30% of Cameroon’s population of close to 25 million inhabitants lives below the poverty line. Cameroon grapples with basics like water, electricity, internet, roads, health care, education, and even food. It is conflict-ridden and is unable to extract itself from an economic crisis that started in 1986. It survives on “aid” from the International Monetary Fund (IMF), World Bank, France, and China.
Notwithstanding, Cameroon’s Presidency will be spending a circa $2.5 million, that is nearly 1.5 billion FCFA of the local currency, to buy drinks for the 2019 end of year festivities. This is a sheer demonstration of the Cameroon regime’s irresponsibility, insensitivity and lack of accountability.
Spendthrift State
Needless to belabor the figures. Just reading any World Bank report one can get a feeling of the dire economic state in which Cameroon finds itself today. From a middle-income economy in the early 80s, the country proudly applied to be admitted into the Heavily Indebted Poor Countries Initiative (HIPC-I). All this is happening under the watch of the current regime in place since 1982.
The HIPC-I was announced as the panacea to all the economic woes Cameroon has been facing. However, the country continues to borrow to fund basic infrastructural projects. China has become one of its biggest lenders, an easy target for the imperialist country seeking to colonize Africa by means of a debt-trap. “Cameroon was the 9th top destination for Chinese loans over the 2000-2014 period with FCfa 1,540 billion”, circa $2.632 billion.
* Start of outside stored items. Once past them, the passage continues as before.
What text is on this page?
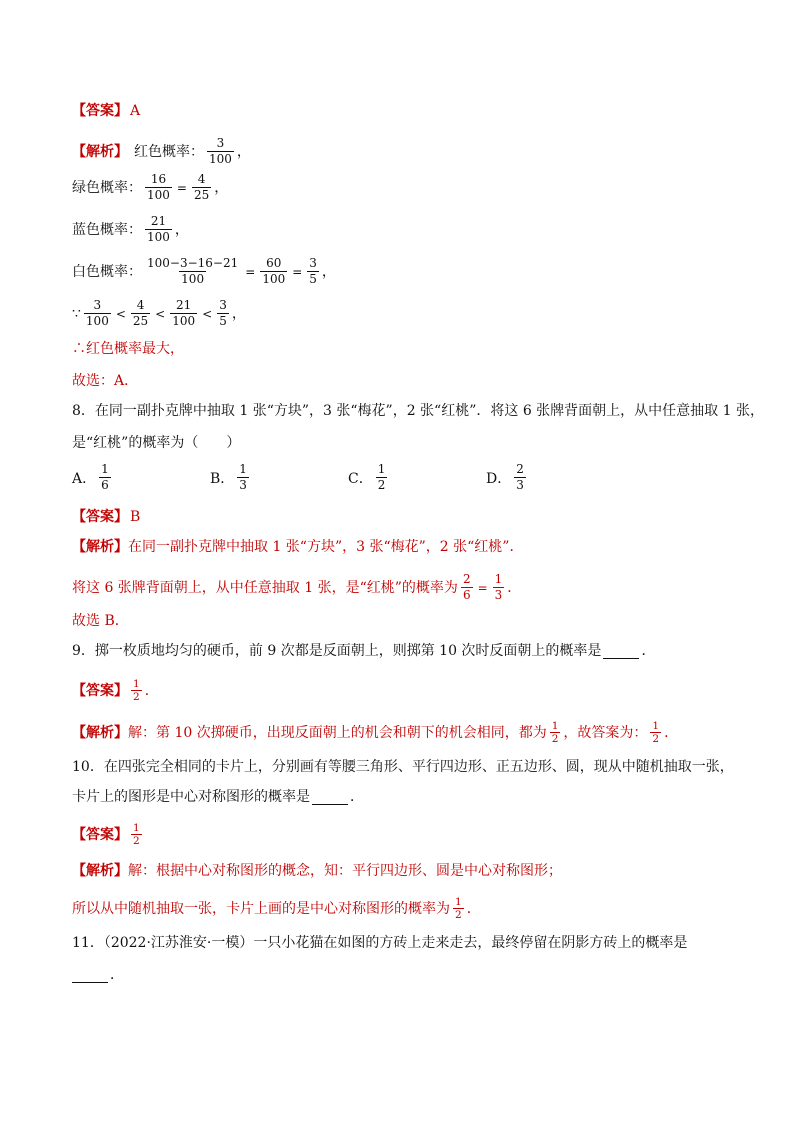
【答案】 A
【解析】 红色概率： $\frac{3}{100}$ ，
绿色概率： $\frac{16}{100} = \frac{4}{25}$ ，
蓝色概率： $\frac{21}{100}$ ，
白色概率： $\frac{100-3-16-21}{100} = \frac{60}{100} = \frac{3}{5}$ ，
∵ $\frac{3}{100} < \frac{4}{25} < \frac{21}{100} < \frac{3}{5}$ ，
∴红色概率最大，
故选：A．
8．在同一副扑克牌中抽取 1 张“方块”，3 张“梅花”，2 张“红桃”．将这 6 张牌背面朝上，从中任意抽取 1 张，
是“红桃”的概率为（　　）
A． $\frac{1}{6}$	B． $\frac{1}{3}$	C． $\frac{1}{2}$	D． $\frac{2}{3}$
【答案】 B
【解析】 在同一副扑克牌中抽取 1 张“方块”，3 张“梅花”，2 张“红桃”．
将这 6 张牌背面朝上，从中任意抽取 1 张，是“红桃”的概率为 $\frac{2}{6} = \frac{1}{3}$ ．
故选 B．
9．掷一枚质地均匀的硬币，前 9 次都是反面朝上，则掷第 10 次时反面朝上的概率是	．
【答案】 $\frac{1}{2}$ ．
【解析】 解：第 10 次掷硬币，出现反面朝上的机会和朝下的机会相同，都为 $\frac{1}{2}$ ，故答案为： $\frac{1}{2}$ ．
10．在四张完全相同的卡片上，分别画有等腰三角形、平行四边形、正五边形、圆，现从中随机抽取一张，
卡片上的图形是中心对称图形的概率是	．
【答案】 $\frac{1}{2}$
【解析】 解：根据中心对称图形的概念，知：平行四边形、圆是中心对称图形；
所以从中随机抽取一张，卡片上画的是中心对称图形的概率为 $\frac{1}{2}$ ．
11．（2022·江苏淮安·一模）一只小花猫在如图的方砖上走来走去，最终停留在阴影方砖上的概率是
．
Therefore, debt-ridden, Cameroon does not have 1.5 billion FCFA ($2.56million) of its own to spend on drinks. A more responsible government, based on the challenges the nation faces, would have put those funds into a more useful investment instead of “mimbo” (drink).
Disregard for suffering masses trapped in conflict
Prior to 2014, the despicable Islamic sect called Boko Haram concentrated its efforts in the North East of Nigeria often only using Cameroon as a rear base. Then in May 2014 during a conference in Paris to design a common effort to fight the terrorist insurgency, “Cameroon’s President Paul Biya said: “We are here to declare war on Boko Haram”. Idriss Deby of Chad said it would be “total war”.”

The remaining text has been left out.